Hallvard B Furuseth wrote:
Howard Chu writes:
(...)
BTW, is the problem that each operation locks pool->ltp_mutex 2-3 times, or is it the amount of time it is kept locked? Most tests which pool_<submit/wrapper>() do with ltp_mutex locked, could be precomputed.
Both I think.
Then I'll at least reduce pool_wrapper a bit. The for(;;) can become: for (;;) { task = LDAP_STAILQ_FIRST(pool->ltp_pending_listptr); if (task == NULL) { if (pool->ltp_close_thread) break; /* !ltp_pause&& (FINISHING or too many threads) */ ldap_pvt_thread_cond_wait(&pool->ltp_cond,&pool->ltp_mutex); continue; } <rest of loop untouched>; } ltp_pending_listptr == (ltp_pause ?&(empty list) :<p_pending_list). Removed state STOPPING. We can use FINISHING and flush pending_list.

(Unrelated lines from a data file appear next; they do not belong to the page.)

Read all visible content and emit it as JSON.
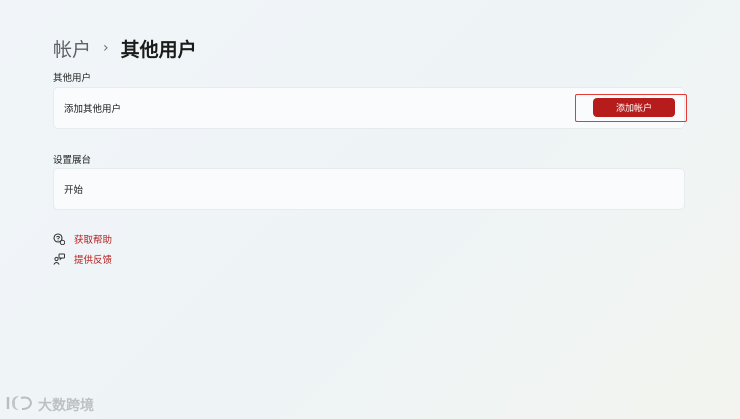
{
  "breadcrumb": {
    "parent": "帐户",
    "separator": "›",
    "current": "其他用户"
  },
  "other_users": {
    "section_label": "其他用户",
    "add_text": "添加其他用户",
    "add_button": "添加帐户"
  },
  "kiosk": {
    "section_label": "设置展台",
    "start_text": "开始"
  },
  "links": {
    "help": "获取帮助",
    "feedback": "提供反馈"
  },
  "watermark": {
    "text": "大数跨境"
  },
  "colors": {
    "accent": "#b71c1c",
    "highlight_border": "#e53935"
  },
  "icons": {
    "help": "help-chat-icon",
    "feedback": "feedback-icon"
  }
}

Reducing _submit() gets a bit uglier. The if (...RUNNING etc ...) test and the "create new thread?" test can both be reduced to simple compares, and the ltp_pause test can move into the branch for the latter. I think that'll make the file harder to rearrange later though, so maybe it should wait.
Reducing the size of the critical section is always a good idea. But right, if it's going to just make things more complicated, we can hold off for now.
I haven't set up Dtrace on the T5120 yet to get better info, but oprofile on Linux shows that pthread_mutex_lock is taking too much CPU time (vying with the ethernet driver for #1 consumer). And realistically, a single shared resource like this is just a really bad idea.
True enough. Still, slapd has a lot of mutexes. Should perhaps check if this one stands out before rearraning scheduling around it.
Using back-null makes this fairly clear. There are no globally shared mutexes in the connection manager at all, so this is the only remaining culprit. Everything else in the processing chain is per-connection, which should be zero contention. Granted, making back-null run fast may do little for back-bdb or other backends, but at the moment it's clear that the frontend is a problem.